The hard part, rather, is getting the constructs into the squid in the first place. The developing embryos are surrounded by a rubbery protective layer called the chorion, through which needles alone cannot penetrate. In order to inject fluorescent dyes for fate mapping, Crawford had spent years perfecting her own unique method for tearing tiny holes into the chorion, when another MBL fellow, Antonio Giraldez from Yale, introduced her to the micro-scissors he had designed for working with Xenopus embryos. “They let me get through the chorion,” Crawford says—and importantly, others could use them to get through too.
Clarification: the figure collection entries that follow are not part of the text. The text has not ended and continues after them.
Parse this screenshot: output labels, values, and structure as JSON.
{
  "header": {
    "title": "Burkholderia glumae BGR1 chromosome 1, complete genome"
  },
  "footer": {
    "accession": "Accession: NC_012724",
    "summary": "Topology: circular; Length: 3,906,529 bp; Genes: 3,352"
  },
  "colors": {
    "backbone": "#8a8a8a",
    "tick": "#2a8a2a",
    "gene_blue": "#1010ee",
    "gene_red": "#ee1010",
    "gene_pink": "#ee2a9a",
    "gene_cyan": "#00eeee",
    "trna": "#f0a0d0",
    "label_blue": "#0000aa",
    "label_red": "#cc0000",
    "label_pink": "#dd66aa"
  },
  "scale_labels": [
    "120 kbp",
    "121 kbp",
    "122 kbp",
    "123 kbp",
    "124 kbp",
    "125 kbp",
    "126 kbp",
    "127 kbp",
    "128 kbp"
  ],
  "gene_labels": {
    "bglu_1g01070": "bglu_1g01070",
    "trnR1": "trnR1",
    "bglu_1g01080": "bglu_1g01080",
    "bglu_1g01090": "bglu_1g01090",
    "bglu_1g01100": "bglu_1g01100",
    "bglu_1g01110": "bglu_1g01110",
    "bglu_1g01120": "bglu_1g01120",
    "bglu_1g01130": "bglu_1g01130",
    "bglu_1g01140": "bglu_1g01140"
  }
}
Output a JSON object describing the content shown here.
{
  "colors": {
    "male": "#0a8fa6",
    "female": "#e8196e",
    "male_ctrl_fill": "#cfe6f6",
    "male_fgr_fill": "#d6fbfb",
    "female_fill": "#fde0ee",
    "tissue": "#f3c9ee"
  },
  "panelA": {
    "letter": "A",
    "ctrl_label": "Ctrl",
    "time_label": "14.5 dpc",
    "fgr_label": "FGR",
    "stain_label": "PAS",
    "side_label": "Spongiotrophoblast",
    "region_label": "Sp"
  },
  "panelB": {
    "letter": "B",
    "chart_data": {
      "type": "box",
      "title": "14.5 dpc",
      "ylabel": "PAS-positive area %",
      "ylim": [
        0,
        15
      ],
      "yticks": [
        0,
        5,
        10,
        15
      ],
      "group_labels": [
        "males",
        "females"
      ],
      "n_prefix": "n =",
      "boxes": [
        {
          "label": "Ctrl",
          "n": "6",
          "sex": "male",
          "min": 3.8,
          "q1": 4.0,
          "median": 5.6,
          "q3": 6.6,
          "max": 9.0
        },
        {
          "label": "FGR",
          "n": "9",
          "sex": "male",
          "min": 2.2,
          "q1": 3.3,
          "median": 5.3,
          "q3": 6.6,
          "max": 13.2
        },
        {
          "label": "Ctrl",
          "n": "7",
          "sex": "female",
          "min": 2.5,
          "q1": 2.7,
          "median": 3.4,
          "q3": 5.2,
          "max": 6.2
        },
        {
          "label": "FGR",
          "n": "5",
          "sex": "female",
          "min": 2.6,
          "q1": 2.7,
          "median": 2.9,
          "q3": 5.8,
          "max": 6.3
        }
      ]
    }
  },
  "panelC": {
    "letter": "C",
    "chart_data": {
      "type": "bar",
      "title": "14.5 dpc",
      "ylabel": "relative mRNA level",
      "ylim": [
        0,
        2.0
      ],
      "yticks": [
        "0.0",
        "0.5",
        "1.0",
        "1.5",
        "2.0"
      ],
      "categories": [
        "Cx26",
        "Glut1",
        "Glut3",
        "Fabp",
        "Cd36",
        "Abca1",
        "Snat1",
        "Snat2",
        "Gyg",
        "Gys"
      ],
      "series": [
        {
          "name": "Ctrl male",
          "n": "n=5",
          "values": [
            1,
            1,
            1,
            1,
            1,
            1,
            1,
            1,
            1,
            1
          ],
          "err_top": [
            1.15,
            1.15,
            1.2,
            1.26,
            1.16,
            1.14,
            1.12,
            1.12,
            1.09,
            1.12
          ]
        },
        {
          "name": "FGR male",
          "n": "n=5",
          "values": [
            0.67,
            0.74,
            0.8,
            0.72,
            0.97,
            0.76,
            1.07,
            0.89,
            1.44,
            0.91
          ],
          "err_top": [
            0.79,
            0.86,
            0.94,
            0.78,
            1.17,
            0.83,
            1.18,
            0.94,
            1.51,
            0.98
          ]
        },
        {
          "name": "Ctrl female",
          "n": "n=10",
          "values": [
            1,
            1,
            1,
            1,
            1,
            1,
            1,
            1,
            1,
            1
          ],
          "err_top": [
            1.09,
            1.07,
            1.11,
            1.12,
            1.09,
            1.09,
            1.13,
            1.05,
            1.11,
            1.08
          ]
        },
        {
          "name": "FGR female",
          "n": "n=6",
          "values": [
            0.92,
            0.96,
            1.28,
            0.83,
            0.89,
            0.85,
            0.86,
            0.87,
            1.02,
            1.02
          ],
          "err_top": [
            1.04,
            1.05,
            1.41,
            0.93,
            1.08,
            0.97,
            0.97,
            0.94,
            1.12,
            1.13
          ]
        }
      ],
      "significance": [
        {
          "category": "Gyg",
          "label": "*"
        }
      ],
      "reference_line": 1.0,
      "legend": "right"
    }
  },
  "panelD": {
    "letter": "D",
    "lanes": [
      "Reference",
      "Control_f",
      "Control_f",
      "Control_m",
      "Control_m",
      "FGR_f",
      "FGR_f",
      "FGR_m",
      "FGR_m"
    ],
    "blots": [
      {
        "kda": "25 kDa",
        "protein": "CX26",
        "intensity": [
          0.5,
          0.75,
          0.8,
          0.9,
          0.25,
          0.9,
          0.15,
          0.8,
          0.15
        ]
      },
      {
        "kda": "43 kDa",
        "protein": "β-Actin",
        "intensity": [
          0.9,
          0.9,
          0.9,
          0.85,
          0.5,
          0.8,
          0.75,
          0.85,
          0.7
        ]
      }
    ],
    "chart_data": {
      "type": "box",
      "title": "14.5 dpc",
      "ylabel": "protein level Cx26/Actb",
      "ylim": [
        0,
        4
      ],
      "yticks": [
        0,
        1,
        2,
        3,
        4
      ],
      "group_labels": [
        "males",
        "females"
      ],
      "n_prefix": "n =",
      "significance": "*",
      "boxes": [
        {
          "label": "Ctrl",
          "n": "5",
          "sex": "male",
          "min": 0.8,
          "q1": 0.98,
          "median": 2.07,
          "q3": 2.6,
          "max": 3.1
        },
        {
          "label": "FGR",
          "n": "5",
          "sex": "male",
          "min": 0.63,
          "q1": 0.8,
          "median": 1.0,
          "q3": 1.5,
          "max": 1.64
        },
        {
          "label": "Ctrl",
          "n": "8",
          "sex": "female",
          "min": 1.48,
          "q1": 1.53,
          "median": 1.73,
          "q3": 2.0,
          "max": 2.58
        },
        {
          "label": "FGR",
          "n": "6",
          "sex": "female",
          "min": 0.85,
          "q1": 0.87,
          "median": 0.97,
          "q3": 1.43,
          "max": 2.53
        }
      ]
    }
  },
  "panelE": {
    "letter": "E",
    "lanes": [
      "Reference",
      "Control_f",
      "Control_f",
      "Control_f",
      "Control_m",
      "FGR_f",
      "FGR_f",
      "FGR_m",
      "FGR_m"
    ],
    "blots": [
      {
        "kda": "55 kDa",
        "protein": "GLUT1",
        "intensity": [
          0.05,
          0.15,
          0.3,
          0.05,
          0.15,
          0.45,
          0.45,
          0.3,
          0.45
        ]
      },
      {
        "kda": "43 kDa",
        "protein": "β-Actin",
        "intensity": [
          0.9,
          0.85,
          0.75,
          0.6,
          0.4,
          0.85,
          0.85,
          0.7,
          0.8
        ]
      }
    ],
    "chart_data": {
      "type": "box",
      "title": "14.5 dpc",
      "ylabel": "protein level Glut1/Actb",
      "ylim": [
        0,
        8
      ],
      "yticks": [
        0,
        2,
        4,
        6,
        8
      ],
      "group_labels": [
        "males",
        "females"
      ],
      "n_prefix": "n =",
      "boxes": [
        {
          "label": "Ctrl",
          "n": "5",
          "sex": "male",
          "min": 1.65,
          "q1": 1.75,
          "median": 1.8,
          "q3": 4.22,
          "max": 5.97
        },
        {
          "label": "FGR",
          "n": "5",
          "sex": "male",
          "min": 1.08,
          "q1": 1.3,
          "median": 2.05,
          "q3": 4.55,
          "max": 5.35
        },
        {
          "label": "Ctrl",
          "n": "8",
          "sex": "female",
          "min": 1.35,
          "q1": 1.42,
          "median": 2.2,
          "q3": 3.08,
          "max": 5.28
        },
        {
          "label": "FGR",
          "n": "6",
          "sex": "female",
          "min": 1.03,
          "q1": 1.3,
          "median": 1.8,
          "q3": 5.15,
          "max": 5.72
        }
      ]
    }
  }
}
Working with the micro-scissors still takes some finesse—cut too much and the embryo can extrude out through the resulting hole; too little, and the entry point won’t be big enough to accommodate the needle. But get it right, and the hole will close up cleanly after injection. Crawford notes a sense of serendipity of meeting the right people at the right time to develop the CRISPR protocol, but timing is also an important consideration for each editing experiment.

Within the first few hours after fertilization, a thin layer called a blastodisc forms and pulls away slightly from the chorion; it is in to this layer that the editing machinery must be injected. If you miss the blastodisc with the needle, nothing will happen, but pass through it into the yolk and you can kill the developing embryo. Wait too long—beyond about three hours of development—and the resulting squid will be patchwork mosaics of edited cells. To knock out genes in the entire animal, it must receive its CRISPR injection before its first embryonic cleavage—when that blastodisc is just beginning to form.

Crawford and the team spent two summers perfecting the process, culminating in the pigment-less squid. It’s a proof-of-concept that opens a lot of genetic doors. “We’ve got the ball now,” says Crawford. “Pick your gene.” Researchers at MBL have been designing and starting to test guides for targeting additional genes in the squid; Crawford has over a dozen experiments ongoing into the fall that research technician Carrie Albertin will follow up on as the edited embryos develop.

Using the existing fate maps as a guide, researchers should also be able to target those edits to particular places, such as the animals’ brains or tentacles. “Folks that have questions specific to those areas, I can direct them,” says Crawford. And while making the injections at the single-cell stage yields knockout animals in which the whole organism is affected by the edits, the mosaicism produced by later injections can offer a unique look at what a particular gene is doing.

“The first cleavage separates right and left,” says Crawford. “If you inject one cell of the two-cell embryo, you can basically knock that gene out on one side, and the other side of the embryo develops…as your control.” From four cells, the squid can be divided into quarters; from 8 cells, parts of the eye, brain, and digestive tract start to emerge; from 16 cells, you can follow the majority of cell fates, she says.

Though the life cycle of this squid remains to be closed—the animals need the deep, dark waters of the North Atlantic to reproduce, so subsequent transgenic generations aren’t yet possible—a similar process should be feasible for relatives that can be bred in the lab, such as the bobtail squid, Euprymna scolopes. “It’s not straightforward for everybody, but if you’re tenacious, it’s probably doable for most organisms,” Crawford says.

With CRISPR technology and ever more genomes being sequenced, Crawford looks forward to work to come. “My sense is that we’re going to see this level of investigations in lots of different organisms, which is really going to fill in this beautiful jigsaw puzzle of science,” she says. “A lot of us are filling in the sky…some are lucky enough that they’re working on the house and the trees and the faces of the people.”

But every so often, one finds an edge. “For me, this study is kind of an edge piece,” she says. “It allows others to realize that they can do this as well.”